For many, we have followed a number of phases:

  • Phase 1. Using WebEx, and often disliking its performance and useability. In many corporations, video conferencing has been a fairly formal integration, and where WebEx integrated into the telephony Unfortunately WebEx just refused to change its clunky way of user interaction. The App was not well matched to user-to-user interaction and was designed more for a corporate-type setup of video conferencing.
  • Phase 2. Adopting Zoom, and thinking it was generally great. Zoom got it right straight away, with great performance and an easy setup. It was, though, never going to stick for many corporate environments, and which has invested so much in their Microsoft infrastructure. It was a nightmare from a security point of view, as it just didn’t link into the back-end of corporate systems. The corporate world awaited Microsoft.
  • Phase 3. Using Teams for most of your online work. This was the final phase, and where Microsoft found a solution to the problem, and dumped Skype, and found a new way of pushing SharePoint.

It has been a gradual move, but many now use Teams as the default way of communicating over video.
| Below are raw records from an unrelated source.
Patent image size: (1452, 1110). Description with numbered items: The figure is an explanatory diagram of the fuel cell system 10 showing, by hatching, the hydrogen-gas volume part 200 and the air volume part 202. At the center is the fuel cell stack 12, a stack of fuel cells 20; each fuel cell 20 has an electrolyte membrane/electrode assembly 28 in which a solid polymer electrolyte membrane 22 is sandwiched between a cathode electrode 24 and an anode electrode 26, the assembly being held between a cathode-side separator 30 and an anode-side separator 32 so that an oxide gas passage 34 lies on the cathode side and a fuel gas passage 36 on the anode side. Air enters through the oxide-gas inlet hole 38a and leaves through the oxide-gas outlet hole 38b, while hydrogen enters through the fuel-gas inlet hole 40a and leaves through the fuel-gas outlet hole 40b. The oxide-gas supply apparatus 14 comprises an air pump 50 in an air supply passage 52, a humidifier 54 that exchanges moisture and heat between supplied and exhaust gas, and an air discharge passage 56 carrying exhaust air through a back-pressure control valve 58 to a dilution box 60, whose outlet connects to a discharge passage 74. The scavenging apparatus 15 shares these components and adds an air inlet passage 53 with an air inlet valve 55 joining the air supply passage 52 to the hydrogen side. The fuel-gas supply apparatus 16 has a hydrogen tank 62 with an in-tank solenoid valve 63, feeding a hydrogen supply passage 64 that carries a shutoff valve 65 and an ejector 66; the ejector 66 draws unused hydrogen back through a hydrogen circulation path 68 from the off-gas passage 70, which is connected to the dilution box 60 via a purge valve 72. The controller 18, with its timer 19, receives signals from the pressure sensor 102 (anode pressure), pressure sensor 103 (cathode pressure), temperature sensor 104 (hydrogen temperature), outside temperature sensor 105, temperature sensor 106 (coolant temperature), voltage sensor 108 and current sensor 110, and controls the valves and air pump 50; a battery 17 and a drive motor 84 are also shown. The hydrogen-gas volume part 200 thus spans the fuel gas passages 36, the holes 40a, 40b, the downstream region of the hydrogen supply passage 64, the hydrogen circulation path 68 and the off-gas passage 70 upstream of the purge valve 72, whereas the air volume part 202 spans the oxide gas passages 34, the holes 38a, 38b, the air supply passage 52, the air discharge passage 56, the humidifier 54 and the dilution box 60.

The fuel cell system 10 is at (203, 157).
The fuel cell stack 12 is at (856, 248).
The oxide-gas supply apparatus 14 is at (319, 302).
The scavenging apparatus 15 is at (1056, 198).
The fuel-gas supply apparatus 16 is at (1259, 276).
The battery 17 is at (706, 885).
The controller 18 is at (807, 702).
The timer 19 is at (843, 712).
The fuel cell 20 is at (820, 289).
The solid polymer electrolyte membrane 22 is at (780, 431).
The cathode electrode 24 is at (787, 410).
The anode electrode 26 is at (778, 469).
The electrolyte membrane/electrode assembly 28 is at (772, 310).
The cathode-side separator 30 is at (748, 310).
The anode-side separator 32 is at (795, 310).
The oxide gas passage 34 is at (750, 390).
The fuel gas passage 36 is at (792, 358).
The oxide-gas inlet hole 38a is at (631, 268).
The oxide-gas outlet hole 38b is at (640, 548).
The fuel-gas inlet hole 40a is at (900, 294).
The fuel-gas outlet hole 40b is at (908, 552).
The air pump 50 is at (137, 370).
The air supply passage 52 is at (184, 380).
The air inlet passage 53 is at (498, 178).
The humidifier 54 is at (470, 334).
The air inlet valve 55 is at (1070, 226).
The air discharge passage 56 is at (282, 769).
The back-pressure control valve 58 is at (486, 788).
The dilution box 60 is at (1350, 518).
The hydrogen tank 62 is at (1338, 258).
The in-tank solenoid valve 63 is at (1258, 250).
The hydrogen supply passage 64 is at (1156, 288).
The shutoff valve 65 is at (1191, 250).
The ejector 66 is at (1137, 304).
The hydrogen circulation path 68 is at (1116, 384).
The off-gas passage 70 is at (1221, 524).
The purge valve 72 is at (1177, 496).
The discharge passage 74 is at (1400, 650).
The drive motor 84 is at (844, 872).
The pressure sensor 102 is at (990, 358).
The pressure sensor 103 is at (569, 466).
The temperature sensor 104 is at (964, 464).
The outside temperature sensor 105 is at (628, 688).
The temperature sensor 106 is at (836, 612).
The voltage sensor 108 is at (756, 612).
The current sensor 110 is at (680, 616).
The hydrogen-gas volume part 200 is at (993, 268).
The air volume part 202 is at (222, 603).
Microsoft caught the wave and skinned its Sharepoint infrastructure into a user interface which included video conferencing. Overall, it’s fine. It is a jack of all trades and a master of none. It doesn’t have the interaction possibilities of Slack, but it’s acceptable.

But, what actually is Teams? Well, the desktop app is actually a skinned Web browser that uses the Electron framework. You will find the Electron framework in many applications, including Microsoft Visual Studio Code, WhatsApp and Slack. It is thus built from JavaScript, HTML and CSS. This is probably one reason that you really can’t change that much about our environment, and even simple things like listing your Team in alphabet order are not supported.

But it’s a browser!

As Electron is just a browser, it stores its files in the way that a browser does, such as having cookies and sessions. Unfortunately, Electron does not encrypt its data, so these files often store sensitive information, such as access tokens, in plain text within binary files. A team at Electrovolt has found that it is possible to implement remote code execution (RCE) on Electron apps, and which allows code to be run remotely on a machine:

But, it’s a browser (again)!

Another less serious vulnerability has also been discovered by the Vectra Protect team, and which allows an intruder the possibility to steal access credentials. This is because Teams stores authentication tokens in plaintext, including for MFA (Multifactor Authentication)-enabled accounts. Unfortunately, Electron doesn’t support encryption or file system protection as standard.

In the ldb file, the researchers discovered that the access tokens were available in plaintext. These included Outlook and Skype access tokens. On Windows, the file is stored in %AppData%\Microsoft\Teams\Local Storage\leveldb and on macOS: ~/Library/Application Support/Microsoft/Teams/Cookies. For macOS, we get something like:

leveldb % ls
000005.ldb    036400.ldb    036404.ldb    LOG
036379.ldb    036402.ldb    CURRENT        LOG.old
036398.ldb    036403.log    LOCK        MANIFEST-022716

A sample listing shows a Teams channel and a posting:

Within the Cookies file, Windows stores in %AppData%\Microsoft\Teams\Cookies and on macOS it is ~/Library/Application Support/Microsoft/Teams/Cookies. This file has a SQLite format and where we see cookie data:

The research team found access tokens — such as for OAuth — contained in this file, such as:

Conclusions

The Vectra team recommend:

  • Not to use the App until Microsoft has patched the system. Overall, the Web-based version uses Microsoft Edge, which does support encryption and file access controls.
  • Securely store OAuth tokens in an encrypted manner.

To me, to use Electron in a corporate environment seems rather sloppy, and Microsoft obviously just rushed the product to market, in order to fill a gaps. It’s currently a long way off being a tool that takes security seriously. It also is still poor in many respects — in that you can’t order names in alphabet order. Also, the way it integrates with SharePoint is terrible, and shows a real lack of consistency. To me, SharePoint has always been a poor tool for sharing, and it has never really advanced much from being a technical tool.